D’autres règles du Code de l’Urbanisme vont encadrer cette opposabilité. Lorsqu’un ou plusieurs des immeubles compris dans le périmètre de l’AFUL sont régis par la loi du 10 juillet 1965 sur la copropriété, les travaux sur lesquels porte l’objet de l’AFUL sont réputés rendus obligatoires au sens du e de l’article 25 de ladite loi [9]. Cela facilite leur réalisation en assemblée générale des copropriétaires.
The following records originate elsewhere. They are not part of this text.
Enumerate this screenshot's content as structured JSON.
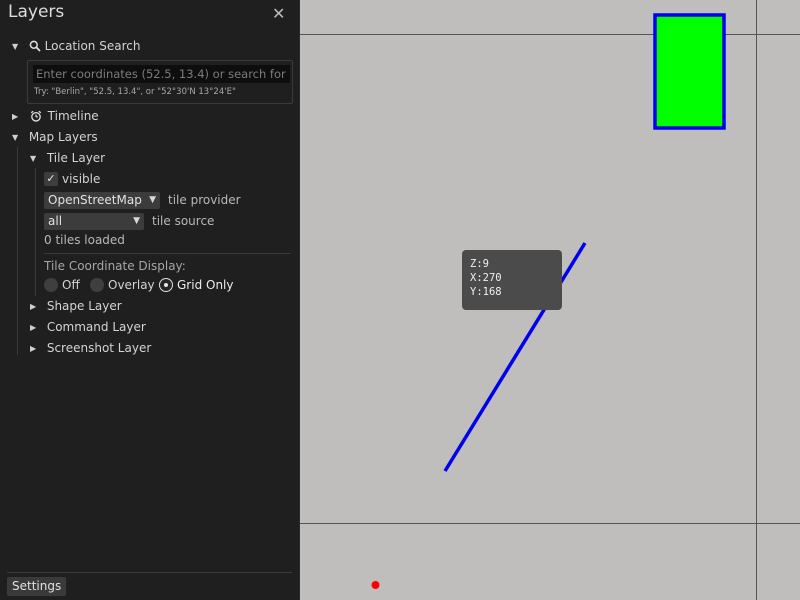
{
  "sidebar": {
    "title": "Layers",
    "close_glyph": "✕",
    "location_search": {
      "label": "Location Search",
      "placeholder": "Enter coordinates (52.5, 13.4) or search for a",
      "hint": "Try: \"Berlin\", \"52.5, 13.4\", or \"52°30'N 13°24'E\""
    },
    "timeline": {
      "label": "Timeline"
    },
    "map_layers": {
      "label": "Map Layers",
      "tile_layer": {
        "label": "Tile Layer",
        "visible_checked": true,
        "visible_label": "visible",
        "provider_value": "OpenStreetMap",
        "provider_label": "tile provider",
        "source_value": "all",
        "source_label": "tile source",
        "tiles_loaded": "0 tiles loaded",
        "coord_display_label": "Tile Coordinate Display:",
        "coord_options": [
          "Off",
          "Overlay",
          "Grid Only"
        ],
        "coord_selected": "Grid Only"
      },
      "shape_layer": "Shape Layer",
      "command_layer": "Command Layer",
      "screenshot_layer": "Screenshot Layer"
    },
    "settings_label": "Settings"
  },
  "map": {
    "tile_info": {
      "z": "Z:9",
      "x": "X:270",
      "y": "Y:168"
    },
    "colors": {
      "background": "#c0bebd",
      "grid": "#54545a",
      "line": "#0000ee",
      "rect_fill": "#00ff00",
      "rect_stroke": "#0000ee",
      "point": "#ff0000"
    }
  },
  "icons": {
    "search": "magnifier-icon",
    "timeline": "alarm-clock-icon",
    "close": "close-icon"
  }
}
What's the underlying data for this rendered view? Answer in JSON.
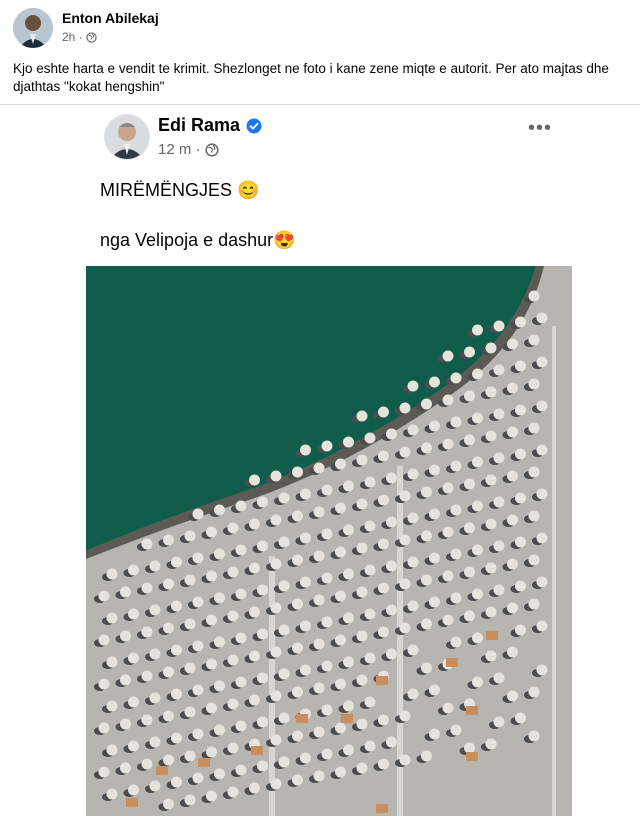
{
  "outer_post": {
    "author": "Enton Abilekaj",
    "time": "2h ·",
    "privacy_icon": "globe-icon",
    "text": "Kjo eshte harta e vendit te krimit. Shezlonget ne foto i kane zene miqte e autorit. Per ato majtas dhe djathtas \"kokat hengshin\""
  },
  "shared_post": {
    "author": "Edi Rama",
    "verified_icon": "verified-badge-icon",
    "time": "12 m ·",
    "privacy_icon": "globe-icon",
    "line1": "MIRËMËNGJES 😊",
    "line2": "nga Velipoja e dashur😍",
    "more_icon": "more-options-icon",
    "more_label": "•••"
  },
  "colors": {
    "sea": "#0f5c4a",
    "sand": "#b9b7b2",
    "umbrella": "#e6e3dc",
    "shadow": "#4a4c4e",
    "link_blue": "#1877f2",
    "muted": "#65676b"
  }
}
Enfin, l’ordonnance du 1er juillet 2004 prévoit également [10] que le propriétaire d’un immeuble situé dans le périmètre de l’AFUL doit informer le futur propriétaire ou locataire de l’existence de l’AFUL et s’il existe des servitudes. L’absence de cette information ne remet pas en cause son opposabilité. Toutefois, elle peut être un moyen de défense du futur propriétaire ou du locataire s’il n’a pas été correctement informé de son existence. De même, le notaire doit informer le président de l’AFUL lors de chaque mutation immobilière. En pratique, après la vente, il adresse un courrier recommandé, dans lequel, il indique les éléments importants de la vente et l’identité du vendeur et de l’acquéreur.
Son opposabilité est donc bien le socle de son pouvoir face aux copropriétaires. Mais elle dispose aussi d’une autonomie importante qui se conjugue alors avec les droits des copropriétaires.
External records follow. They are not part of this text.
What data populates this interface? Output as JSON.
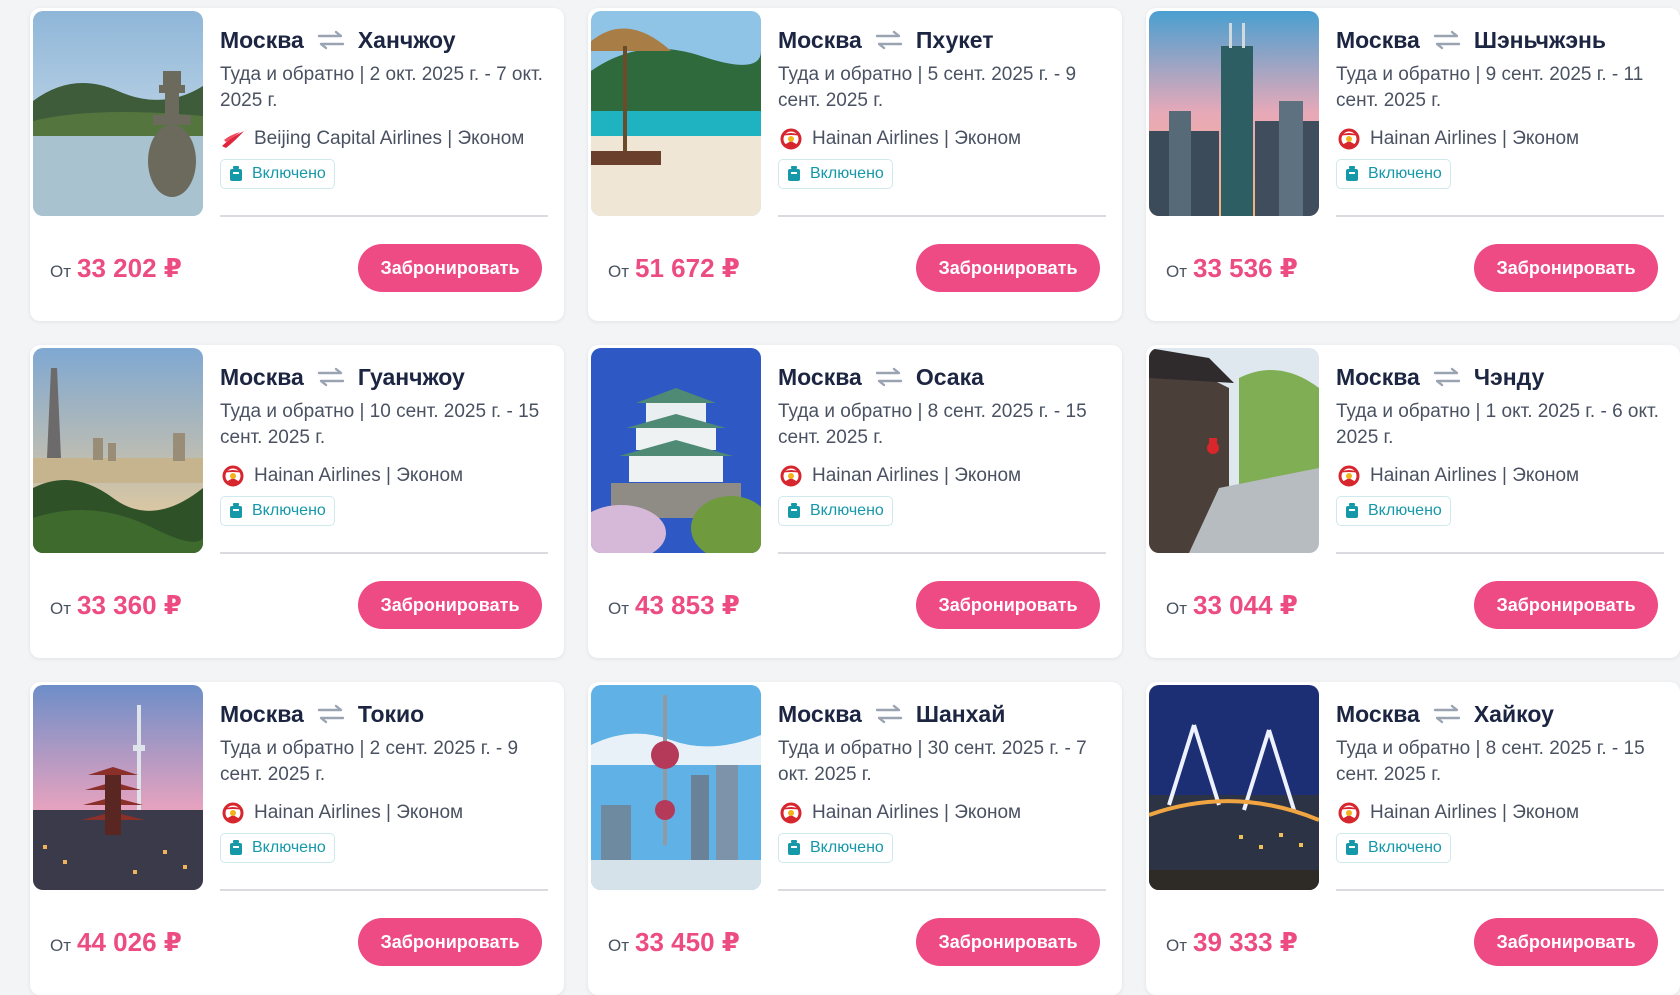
{
  "colors": {
    "accent": "#ee4a83",
    "price": "#ec4c82",
    "badge": "#1598a8",
    "title": "#1c2541",
    "text": "#4a5262"
  },
  "labels": {
    "from": "От",
    "book": "Забронировать",
    "baggage": "Включено"
  },
  "cards": [
    {
      "origin": "Москва",
      "destination": "Ханчжоу",
      "dates": "Туда и обратно | 2 окт. 2025 г. - 7 окт. 2025 г.",
      "airline": "Beijing Capital Airlines | Эконом",
      "airline_logo": "beijing-capital-logo-icon",
      "price": "33 202 ₽",
      "image": "hangzhou-lake-pagoda"
    },
    {
      "origin": "Москва",
      "destination": "Пхукет",
      "dates": "Туда и обратно | 5 сент. 2025 г. - 9 сент. 2025 г.",
      "airline": "Hainan Airlines | Эконом",
      "airline_logo": "hainan-airlines-logo-icon",
      "price": "51 672 ₽",
      "image": "phuket-beach-umbrella"
    },
    {
      "origin": "Москва",
      "destination": "Шэньчжэнь",
      "dates": "Туда и обратно | 9 сент. 2025 г. - 11 сент. 2025 г.",
      "airline": "Hainan Airlines | Эконом",
      "airline_logo": "hainan-airlines-logo-icon",
      "price": "33 536 ₽",
      "image": "shenzhen-skyscrapers"
    },
    {
      "origin": "Москва",
      "destination": "Гуанчжоу",
      "dates": "Туда и обратно | 10 сент. 2025 г. - 15 сент. 2025 г.",
      "airline": "Hainan Airlines | Эконом",
      "airline_logo": "hainan-airlines-logo-icon",
      "price": "33 360 ₽",
      "image": "guangzhou-canton-tower"
    },
    {
      "origin": "Москва",
      "destination": "Осака",
      "dates": "Туда и обратно | 8 сент. 2025 г. - 15 сент. 2025 г.",
      "airline": "Hainan Airlines | Эконом",
      "airline_logo": "hainan-airlines-logo-icon",
      "price": "43 853 ₽",
      "image": "osaka-castle"
    },
    {
      "origin": "Москва",
      "destination": "Чэнду",
      "dates": "Туда и обратно | 1 окт. 2025 г. - 6 окт. 2025 г.",
      "airline": "Hainan Airlines | Эконом",
      "airline_logo": "hainan-airlines-logo-icon",
      "price": "33 044 ₽",
      "image": "chengdu-street"
    },
    {
      "origin": "Москва",
      "destination": "Токио",
      "dates": "Туда и обратно | 2 сент. 2025 г. - 9 сент. 2025 г.",
      "airline": "Hainan Airlines | Эконом",
      "airline_logo": "hainan-airlines-logo-icon",
      "price": "44 026 ₽",
      "image": "tokyo-skytree-pagoda"
    },
    {
      "origin": "Москва",
      "destination": "Шанхай",
      "dates": "Туда и обратно | 30 сент. 2025 г. - 7 окт. 2025 г.",
      "airline": "Hainan Airlines | Эконом",
      "airline_logo": "hainan-airlines-logo-icon",
      "price": "33 450 ₽",
      "image": "shanghai-pearl-tower"
    },
    {
      "origin": "Москва",
      "destination": "Хайкоу",
      "dates": "Туда и обратно | 8 сент. 2025 г. - 15 сент. 2025 г.",
      "airline": "Hainan Airlines | Эконом",
      "airline_logo": "hainan-airlines-logo-icon",
      "price": "39 333 ₽",
      "image": "haikou-bridge-night"
    }
  ]
}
II- Le pouvoir d’autonomie de l’AFUL avec le respect des droits des copropriétaires.
Après avoir vu l’opposabilité de l’AFUL, son autonomie apparaît comme importante. Comment l’AFUL concilie-t-elle son autonomie avec les droits et les obligations des copropriétaires ? Son autonomie peut être décrite comme une autonomie interne et externe (A). Un pouvoir qu’elle exerce dans le respect des droits des copropriétaires (B).
A. L’autonomie interne et externe de l’AFUL.
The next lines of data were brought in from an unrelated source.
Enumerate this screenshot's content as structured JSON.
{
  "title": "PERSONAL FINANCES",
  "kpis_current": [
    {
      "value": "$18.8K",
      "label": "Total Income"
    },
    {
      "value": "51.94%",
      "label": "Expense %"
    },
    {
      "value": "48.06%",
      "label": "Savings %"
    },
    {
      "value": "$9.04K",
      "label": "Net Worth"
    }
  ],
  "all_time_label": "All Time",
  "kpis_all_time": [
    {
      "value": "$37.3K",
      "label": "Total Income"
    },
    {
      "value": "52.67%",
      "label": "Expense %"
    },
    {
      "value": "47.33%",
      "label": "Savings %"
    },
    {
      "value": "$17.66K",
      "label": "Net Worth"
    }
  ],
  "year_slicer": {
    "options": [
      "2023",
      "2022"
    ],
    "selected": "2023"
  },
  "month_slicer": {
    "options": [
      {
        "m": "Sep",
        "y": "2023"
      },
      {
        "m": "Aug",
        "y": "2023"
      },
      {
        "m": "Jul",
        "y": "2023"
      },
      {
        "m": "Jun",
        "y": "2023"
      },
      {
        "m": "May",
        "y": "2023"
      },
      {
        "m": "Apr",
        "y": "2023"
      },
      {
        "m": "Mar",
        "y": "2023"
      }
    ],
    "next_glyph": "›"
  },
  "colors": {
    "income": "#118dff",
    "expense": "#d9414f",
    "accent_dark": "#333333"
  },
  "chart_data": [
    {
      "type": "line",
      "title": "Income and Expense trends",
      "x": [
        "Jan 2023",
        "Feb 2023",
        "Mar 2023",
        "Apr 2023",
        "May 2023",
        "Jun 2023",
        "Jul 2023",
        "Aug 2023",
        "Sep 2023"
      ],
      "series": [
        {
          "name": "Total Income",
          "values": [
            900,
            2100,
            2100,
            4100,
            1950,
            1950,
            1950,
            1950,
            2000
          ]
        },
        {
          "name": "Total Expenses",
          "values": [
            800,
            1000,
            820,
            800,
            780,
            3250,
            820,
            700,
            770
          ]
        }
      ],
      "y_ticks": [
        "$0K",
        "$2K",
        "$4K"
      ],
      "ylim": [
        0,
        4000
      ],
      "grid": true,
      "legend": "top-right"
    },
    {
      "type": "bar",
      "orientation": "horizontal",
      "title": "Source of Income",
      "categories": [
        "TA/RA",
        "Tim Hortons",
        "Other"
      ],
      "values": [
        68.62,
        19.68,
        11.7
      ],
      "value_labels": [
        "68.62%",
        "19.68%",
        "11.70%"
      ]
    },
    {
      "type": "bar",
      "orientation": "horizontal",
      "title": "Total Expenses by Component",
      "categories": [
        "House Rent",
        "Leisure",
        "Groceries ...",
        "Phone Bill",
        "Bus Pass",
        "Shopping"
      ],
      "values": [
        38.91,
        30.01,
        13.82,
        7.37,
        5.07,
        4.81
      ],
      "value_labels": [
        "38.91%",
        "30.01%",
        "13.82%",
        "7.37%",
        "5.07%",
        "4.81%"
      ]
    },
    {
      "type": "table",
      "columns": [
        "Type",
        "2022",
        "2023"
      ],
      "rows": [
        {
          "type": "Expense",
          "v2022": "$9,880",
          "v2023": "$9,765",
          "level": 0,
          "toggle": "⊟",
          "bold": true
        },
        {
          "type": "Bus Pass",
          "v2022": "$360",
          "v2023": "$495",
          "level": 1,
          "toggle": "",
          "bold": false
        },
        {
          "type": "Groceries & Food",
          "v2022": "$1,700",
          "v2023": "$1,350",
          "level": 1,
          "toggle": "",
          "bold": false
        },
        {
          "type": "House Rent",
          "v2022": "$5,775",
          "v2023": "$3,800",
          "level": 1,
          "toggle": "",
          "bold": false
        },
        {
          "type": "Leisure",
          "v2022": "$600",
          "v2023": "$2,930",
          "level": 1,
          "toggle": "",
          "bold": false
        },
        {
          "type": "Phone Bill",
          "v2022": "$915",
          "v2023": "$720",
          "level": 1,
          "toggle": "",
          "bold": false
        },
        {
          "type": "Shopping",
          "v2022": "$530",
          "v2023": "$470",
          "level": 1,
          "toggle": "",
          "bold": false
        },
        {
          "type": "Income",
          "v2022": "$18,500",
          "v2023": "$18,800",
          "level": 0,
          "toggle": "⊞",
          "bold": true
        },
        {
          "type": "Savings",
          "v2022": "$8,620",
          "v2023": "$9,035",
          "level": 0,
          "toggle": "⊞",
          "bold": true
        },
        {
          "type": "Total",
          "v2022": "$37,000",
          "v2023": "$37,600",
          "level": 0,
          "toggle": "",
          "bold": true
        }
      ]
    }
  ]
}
L’autonomie de l’AFUL est caractérisée par des moyens internes et externes de fonctionnement.
Les moyens internes sont ceux qui sont prévus par le Code de l’Urbanisme, par l’ordonnance du 1er juillet 2004 et les autres textes réglementaires. Ils reflètent l’existence de la personnalité morale de l’association. Ils permettent à l’association de fonctionner et d’avoir donc une véritable activité, à l’instar d’un syndicat de copropriété.
A ce titre, l’AFUL dispose de pouvoirs financiers importants, qui lui permettent de financer ses dépenses et de garantir le recouvrement des cotisations des copropriétaires. En effet, l’AFUL peut fixer librement le montant et les modalités de paiement des cotisations, en fonction des besoins et des projets de l’association. Elle peut enfin faire opposition à la mutation d’un lot pour obtenir le paiement des sommes dues par l’ancien propriétaire [11].
Elle dispose également de pouvoirs décisionnels et de représentation, qui lui permettent de prendre des décisions relatives à la gestion et à l’entretien des parties communes, ainsi qu’à la réalisation de travaux ou d’opérations d’intérêt collectif.
Ces décisions sont prises par l’assemblée générale des membres de l’association. Les conditions de majorité requises pour adopter les décisions sont fixées par les statuts de l’association, qui doivent respecter un certain nombre de règles impératives. L’article 18 de l’ordonnance du 1er juillet 2004 dispose :
« Les organes de l’association sont l’assemblée des propriétaires, le syndicat, le président et le vice-président.
Sous réserve des attributions de l’assemblée des propriétaires, le syndicat règle, par ses délibérations, les affaires de l’association syndicale autorisée ».
Enfin, concernant les pouvoirs externes de l’AFUL repose sur sa capacité juridique. L’article 5 de l’ordonnance du 1er juillet 2004 prévoit en effet :
« les associations syndicales de propriétaires peuvent agir en justice, acquérir, vendre, échanger, transiger, emprunter et hypothéquer sous réserve de l’accomplissement des formalités de publicité prévues selon le cas aux articles 8, 15 ou 43 ».
Ces pouvoirs externes vont lui permettre de réaliser son objet, comme la propriété, la gestion et les travaux.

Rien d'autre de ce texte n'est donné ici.